New Flames

Angel Olsen has been singing her entire life. Only now has she found her voice.

ANGEL OLSEN

Angel Olsen made it clear at the start of her career that she wasn't afraid to use her voice. 

Her solo debut, the 2011 EP Strange Cacti, was bare-boned, acoustic and raw, and highlighted by the singer's ability to carry a song by pushing and stretching her vocals near the breaking point. In those songs, her voice cracked and vacillated across sprawling melodies, moving from a whisper to a howl in the span of a single syllable.

Now with two full-length albums under her belt, including the freshly released Burn Your Fire for No Witness, the 27-year-old Missouri native continues to explore and transform her music. Switching a few years ago from acoustic to electric guitar and bringing in a full band to back her, Olsen sounds more at home than ever.

"I always sang," she says by phone while driving with her bandmates toward a tour stop in Nashville. "When I was little, I sang all the time."

Growing up, Olsen taught herself to imitate a variety of vocal styles by listening to everyone from Roger Miller to Mariah Carey to Tina Turner. After moving to Chicago at age 19, she gained attention by playing quiet solo sets at house shows around the city. In time, she caught the eye of eccentric singer-songwriter Will Oldham, who brought her on tour as part of a deliberately enigmatic project called the Babblers. While the mysterious group members would often hide behind sunglasses and hooded one-piece pajamas onstage, Olsen's haunting voice left audiences mesmerized.

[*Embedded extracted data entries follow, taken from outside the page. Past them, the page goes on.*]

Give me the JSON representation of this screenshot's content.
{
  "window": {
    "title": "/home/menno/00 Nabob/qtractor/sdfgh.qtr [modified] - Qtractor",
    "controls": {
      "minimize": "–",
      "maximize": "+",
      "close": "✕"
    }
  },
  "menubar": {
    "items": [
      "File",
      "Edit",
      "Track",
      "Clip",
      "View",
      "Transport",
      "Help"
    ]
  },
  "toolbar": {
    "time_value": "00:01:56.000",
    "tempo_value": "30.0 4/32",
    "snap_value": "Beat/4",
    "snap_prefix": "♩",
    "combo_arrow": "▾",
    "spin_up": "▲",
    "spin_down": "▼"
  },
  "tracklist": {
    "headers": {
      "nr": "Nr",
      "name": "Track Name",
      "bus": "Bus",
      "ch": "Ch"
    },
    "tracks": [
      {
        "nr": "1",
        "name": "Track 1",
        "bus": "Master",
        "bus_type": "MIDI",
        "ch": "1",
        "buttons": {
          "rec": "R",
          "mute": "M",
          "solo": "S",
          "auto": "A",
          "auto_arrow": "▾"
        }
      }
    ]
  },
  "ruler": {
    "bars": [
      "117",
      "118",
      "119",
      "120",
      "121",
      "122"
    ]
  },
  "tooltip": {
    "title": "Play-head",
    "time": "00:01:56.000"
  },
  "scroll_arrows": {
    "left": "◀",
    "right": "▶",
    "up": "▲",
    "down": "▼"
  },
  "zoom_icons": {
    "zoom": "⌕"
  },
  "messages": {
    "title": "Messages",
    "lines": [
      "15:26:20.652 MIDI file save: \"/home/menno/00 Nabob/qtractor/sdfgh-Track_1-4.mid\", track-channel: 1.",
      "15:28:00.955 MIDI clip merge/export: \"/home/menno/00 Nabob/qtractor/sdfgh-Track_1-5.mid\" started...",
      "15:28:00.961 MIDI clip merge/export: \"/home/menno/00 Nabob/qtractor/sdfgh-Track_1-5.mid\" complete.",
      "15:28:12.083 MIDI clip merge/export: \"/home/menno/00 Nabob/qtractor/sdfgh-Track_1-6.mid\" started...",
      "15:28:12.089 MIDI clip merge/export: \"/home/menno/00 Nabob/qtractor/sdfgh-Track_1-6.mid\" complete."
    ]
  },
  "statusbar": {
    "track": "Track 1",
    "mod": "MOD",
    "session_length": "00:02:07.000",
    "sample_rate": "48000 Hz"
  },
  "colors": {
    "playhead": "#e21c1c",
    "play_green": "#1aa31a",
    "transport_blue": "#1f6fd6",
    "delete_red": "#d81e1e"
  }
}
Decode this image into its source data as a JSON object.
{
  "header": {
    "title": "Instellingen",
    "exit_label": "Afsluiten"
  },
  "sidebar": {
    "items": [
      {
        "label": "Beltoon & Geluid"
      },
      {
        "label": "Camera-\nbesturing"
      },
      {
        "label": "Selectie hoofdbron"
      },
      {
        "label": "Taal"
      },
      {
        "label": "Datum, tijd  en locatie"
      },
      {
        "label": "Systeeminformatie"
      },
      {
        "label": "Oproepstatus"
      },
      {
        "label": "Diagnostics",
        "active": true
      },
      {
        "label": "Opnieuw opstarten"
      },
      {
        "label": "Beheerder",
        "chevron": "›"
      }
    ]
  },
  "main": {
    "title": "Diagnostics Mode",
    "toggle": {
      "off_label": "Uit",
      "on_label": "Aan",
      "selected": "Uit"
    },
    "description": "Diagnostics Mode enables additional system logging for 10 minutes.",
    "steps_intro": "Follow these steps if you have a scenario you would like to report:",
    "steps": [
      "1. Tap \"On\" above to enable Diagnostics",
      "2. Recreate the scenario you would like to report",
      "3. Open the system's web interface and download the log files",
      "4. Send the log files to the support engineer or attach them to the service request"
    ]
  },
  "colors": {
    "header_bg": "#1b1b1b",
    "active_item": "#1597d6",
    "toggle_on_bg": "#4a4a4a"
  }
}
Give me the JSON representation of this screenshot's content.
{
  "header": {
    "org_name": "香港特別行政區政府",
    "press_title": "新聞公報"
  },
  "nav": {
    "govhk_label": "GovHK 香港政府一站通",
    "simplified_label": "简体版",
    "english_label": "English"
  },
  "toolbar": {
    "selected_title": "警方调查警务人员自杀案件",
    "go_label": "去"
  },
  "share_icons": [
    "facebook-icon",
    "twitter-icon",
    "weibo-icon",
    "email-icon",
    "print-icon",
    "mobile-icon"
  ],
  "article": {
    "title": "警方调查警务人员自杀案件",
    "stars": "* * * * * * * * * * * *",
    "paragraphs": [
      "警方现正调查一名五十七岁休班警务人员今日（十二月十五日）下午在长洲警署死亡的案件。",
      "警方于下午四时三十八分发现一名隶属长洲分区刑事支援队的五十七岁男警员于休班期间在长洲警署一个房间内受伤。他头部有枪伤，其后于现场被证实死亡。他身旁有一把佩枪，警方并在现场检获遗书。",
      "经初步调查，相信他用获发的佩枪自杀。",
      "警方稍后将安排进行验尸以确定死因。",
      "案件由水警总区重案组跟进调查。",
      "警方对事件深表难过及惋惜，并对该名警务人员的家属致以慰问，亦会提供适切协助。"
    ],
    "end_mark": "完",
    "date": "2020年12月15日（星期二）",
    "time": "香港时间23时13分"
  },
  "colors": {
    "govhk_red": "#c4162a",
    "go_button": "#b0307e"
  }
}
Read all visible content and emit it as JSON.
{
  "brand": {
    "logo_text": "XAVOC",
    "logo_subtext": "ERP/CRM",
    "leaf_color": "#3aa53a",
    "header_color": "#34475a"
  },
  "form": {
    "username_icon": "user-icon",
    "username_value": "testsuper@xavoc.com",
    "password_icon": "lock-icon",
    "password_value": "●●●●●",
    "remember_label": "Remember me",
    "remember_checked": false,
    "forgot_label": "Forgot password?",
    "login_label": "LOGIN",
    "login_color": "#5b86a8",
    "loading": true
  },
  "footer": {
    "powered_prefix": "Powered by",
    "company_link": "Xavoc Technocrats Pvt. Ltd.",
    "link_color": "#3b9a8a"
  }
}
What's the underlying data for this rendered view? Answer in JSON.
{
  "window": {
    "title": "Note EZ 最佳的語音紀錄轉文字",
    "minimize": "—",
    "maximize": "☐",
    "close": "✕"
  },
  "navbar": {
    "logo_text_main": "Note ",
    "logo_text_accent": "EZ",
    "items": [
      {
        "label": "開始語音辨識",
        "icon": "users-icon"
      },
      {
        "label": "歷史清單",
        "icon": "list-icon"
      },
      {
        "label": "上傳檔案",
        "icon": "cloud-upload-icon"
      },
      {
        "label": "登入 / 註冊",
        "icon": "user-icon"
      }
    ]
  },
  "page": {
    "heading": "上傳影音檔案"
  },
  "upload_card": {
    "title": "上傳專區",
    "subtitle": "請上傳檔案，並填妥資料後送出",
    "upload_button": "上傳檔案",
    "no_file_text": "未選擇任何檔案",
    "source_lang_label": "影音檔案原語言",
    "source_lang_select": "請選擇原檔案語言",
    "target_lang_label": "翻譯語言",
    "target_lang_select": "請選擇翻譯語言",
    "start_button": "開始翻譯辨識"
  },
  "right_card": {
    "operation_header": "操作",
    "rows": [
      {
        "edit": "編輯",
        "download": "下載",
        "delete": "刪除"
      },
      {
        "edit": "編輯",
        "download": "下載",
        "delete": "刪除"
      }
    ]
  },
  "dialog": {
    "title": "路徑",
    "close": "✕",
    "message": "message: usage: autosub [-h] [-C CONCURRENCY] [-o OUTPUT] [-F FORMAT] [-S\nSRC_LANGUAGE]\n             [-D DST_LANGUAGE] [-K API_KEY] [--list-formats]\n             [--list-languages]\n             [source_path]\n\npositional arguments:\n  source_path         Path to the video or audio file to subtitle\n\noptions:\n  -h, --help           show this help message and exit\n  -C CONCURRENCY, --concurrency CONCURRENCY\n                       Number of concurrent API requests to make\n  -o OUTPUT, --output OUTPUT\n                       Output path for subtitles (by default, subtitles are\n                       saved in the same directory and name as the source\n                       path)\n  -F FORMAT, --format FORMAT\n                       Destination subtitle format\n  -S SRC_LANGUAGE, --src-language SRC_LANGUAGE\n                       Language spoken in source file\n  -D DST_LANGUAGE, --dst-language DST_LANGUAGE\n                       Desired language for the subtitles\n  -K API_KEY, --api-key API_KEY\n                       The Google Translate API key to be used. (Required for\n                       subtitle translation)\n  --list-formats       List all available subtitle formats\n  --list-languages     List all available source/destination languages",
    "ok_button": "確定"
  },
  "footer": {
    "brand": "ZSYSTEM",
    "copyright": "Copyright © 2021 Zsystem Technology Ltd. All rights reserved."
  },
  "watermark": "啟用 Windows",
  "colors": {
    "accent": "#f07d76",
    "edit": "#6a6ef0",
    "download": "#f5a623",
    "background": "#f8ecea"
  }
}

After she toured and recorded with Oldham for nearly three years, Olsen's perspective on her own work began to shift.

"Singing in someone else's band, you use your voice differently than you would for your own music," she says. "So you learn how to use it in different ways. You realize that you are capable of using it in certain ways that you normally don't."

The results are obvious on her new record. Burn Your Fire for No Witness is a dynamic collection, fluctuating between energetic full-band tracks to minimal, deeply personal songs. Recorded in less than two weeks with producer John Congleton (the Walkmen, the Mountain Goats), the album feels robust and vibrant and, at times, fuzzy and rumbling. On "Hi-Five," an upbeat and sarcastic song about loneliness, Olsen channels Hank Williams at his most rollicking, evoking him directly in the opening line: "I feel so lonesome I could cry."

Other times, the album feels like an audio diary—emotional and solitary—with Olsen singing as if she's letting someone in on a secret. Two months ago, Olsen left Chicago for Asheville, N.C. She had been contemplating the move for the last year, and many of the emotions surrounding that decision went into the new album. "White Fire" comes in stark contrast to "Hi-Five," with Olsen singing over a sparsely pulsing electric guitar, bringing to mind the poetic, conversational tone of Leonard Cohen. The songwriting takes a much more serious turn as well. "I heard my mother thinking me right back into my birth," she sings in a near-whisper. "I laughed so loud inside myself it all began to hurt."

Having struggled in the past to find an appropriate musical identity, Olsen sets aside all reservations on this record.

"There are songs where I want to play music, and I want to just sing," she says. "It's fun to use your voice in a louder way, especially for me because I've been playing quiet solo stuff for so long. It's a break for me to not have to do that all the time."

In these songs, she's simultaneously louder and quieter than before. Her writing is hard-hitting, personal and simple. She sounds comfortable and balanced. And like her album title suggests, Olsen's musical fire is blazing, and it feels like it's burning for no one but herself. 

SEE IT: Angel Olsen plays Mississippi Studios, 3939 N Mississippi Ave., with Cian Nugent, on Wednesday, March 5. 9 pm. $10 advance, $12 day of show. 21+.